Yang J-W, Zhu J-G, Wang S-G, Sun D-Z, Shi Y-G and Chen W-G (2013). Drought-resistance of local wheat varieties in Shanxi Province of China: A comprehensive evaluation by using GGE biplot and subordinate function. Chinese Journal of Applied Ecology 24(4):1031−1038. (G7010.02.01)
Abstract: Taking 7 local wheat varieties in Shanxi Province of China and two other control varieties as test materials, this paper studied their morphological and physiological traits under normal and water stress field conditions. The drought-resistance coefficient of each index of the traits was calculated. On the basis of principal component analysis, the correlations between the drought-resistance indices and their relationships with the drought-resistance of different varieties were analyzed by GGE biplot, and the drought resistance of the wheat varieties was comprehensively evaluated with the combination of subordinate function and drought resistance index analysis.
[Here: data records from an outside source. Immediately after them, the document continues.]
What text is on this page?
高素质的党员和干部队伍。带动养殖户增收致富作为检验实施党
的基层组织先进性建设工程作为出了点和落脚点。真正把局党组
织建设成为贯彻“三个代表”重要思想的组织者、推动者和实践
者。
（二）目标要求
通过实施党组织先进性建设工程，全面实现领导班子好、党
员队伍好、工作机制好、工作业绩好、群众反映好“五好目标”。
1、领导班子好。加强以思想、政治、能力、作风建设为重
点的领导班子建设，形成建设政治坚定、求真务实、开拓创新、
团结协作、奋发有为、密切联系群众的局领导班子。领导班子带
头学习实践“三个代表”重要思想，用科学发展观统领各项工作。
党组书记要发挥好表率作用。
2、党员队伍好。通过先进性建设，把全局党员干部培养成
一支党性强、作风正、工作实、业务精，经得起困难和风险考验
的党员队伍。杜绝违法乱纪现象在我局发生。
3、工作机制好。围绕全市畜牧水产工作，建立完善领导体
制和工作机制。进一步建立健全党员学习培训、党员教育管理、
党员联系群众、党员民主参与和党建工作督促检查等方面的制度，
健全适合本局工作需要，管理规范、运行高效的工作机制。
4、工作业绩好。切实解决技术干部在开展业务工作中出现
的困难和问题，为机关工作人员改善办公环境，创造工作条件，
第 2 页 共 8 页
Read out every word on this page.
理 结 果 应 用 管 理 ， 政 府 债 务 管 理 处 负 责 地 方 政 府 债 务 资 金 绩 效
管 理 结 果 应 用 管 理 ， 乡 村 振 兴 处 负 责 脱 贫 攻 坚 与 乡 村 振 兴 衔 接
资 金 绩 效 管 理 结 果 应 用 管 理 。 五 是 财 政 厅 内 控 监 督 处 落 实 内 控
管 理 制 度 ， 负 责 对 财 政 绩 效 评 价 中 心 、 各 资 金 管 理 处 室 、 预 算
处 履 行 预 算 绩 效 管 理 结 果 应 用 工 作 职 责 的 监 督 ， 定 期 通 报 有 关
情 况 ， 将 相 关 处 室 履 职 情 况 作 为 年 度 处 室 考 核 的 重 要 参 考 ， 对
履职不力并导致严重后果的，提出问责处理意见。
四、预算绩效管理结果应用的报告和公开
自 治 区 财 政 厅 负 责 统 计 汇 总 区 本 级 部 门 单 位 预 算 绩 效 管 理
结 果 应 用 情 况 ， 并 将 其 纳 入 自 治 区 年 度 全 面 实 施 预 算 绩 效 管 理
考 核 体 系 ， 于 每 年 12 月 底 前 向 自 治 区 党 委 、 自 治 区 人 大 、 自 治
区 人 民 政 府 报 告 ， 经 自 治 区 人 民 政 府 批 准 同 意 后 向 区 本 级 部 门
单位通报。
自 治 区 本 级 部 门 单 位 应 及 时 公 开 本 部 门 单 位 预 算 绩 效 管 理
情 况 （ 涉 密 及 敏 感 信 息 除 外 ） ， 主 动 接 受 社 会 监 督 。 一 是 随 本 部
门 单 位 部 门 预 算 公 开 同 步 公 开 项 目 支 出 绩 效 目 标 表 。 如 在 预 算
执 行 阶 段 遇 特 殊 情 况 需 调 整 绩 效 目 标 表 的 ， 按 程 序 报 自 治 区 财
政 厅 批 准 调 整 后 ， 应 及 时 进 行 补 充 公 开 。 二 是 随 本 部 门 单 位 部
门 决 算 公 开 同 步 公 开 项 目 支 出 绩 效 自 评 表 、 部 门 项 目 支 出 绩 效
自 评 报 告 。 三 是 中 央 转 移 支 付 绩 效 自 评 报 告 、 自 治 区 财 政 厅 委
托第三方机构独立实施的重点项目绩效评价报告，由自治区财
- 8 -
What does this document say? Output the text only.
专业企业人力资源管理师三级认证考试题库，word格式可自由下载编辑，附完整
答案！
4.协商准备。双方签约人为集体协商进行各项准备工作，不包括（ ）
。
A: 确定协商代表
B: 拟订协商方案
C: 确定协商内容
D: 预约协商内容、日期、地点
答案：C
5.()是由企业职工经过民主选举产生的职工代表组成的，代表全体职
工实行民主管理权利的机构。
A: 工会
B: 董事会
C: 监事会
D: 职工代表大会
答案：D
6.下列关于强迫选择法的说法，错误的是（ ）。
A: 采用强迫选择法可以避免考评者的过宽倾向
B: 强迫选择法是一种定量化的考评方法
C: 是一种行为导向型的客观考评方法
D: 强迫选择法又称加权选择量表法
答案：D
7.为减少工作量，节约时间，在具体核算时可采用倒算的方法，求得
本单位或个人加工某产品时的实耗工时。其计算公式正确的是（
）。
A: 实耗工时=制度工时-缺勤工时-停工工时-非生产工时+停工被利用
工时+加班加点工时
The main morphological and physiological factors affecting the drought-resistance of the wheat varieties were uppermost internode length, plant height, internode length, leaf area, leaf POD and SOD activities, and leaf relative water content and relative electric conductivity. There existed different degrees of correlation between these indices, and each index had different effects on the drought resistance of the varieties, being the main cause for the different drought resistance of the wheat varieties. Based on the drought-resistance, the test varieties could be classified into three groups, i.e., drought-resistance group, intermediate group, and sensitive group. Two highly drought-resistance cultivars, Baiheshangtou and Zhuganqing, whose drought-resistance was similar to that of drought-resistant Jinmai 47, could be used as the parent materials for breeding drought-resistance wheat.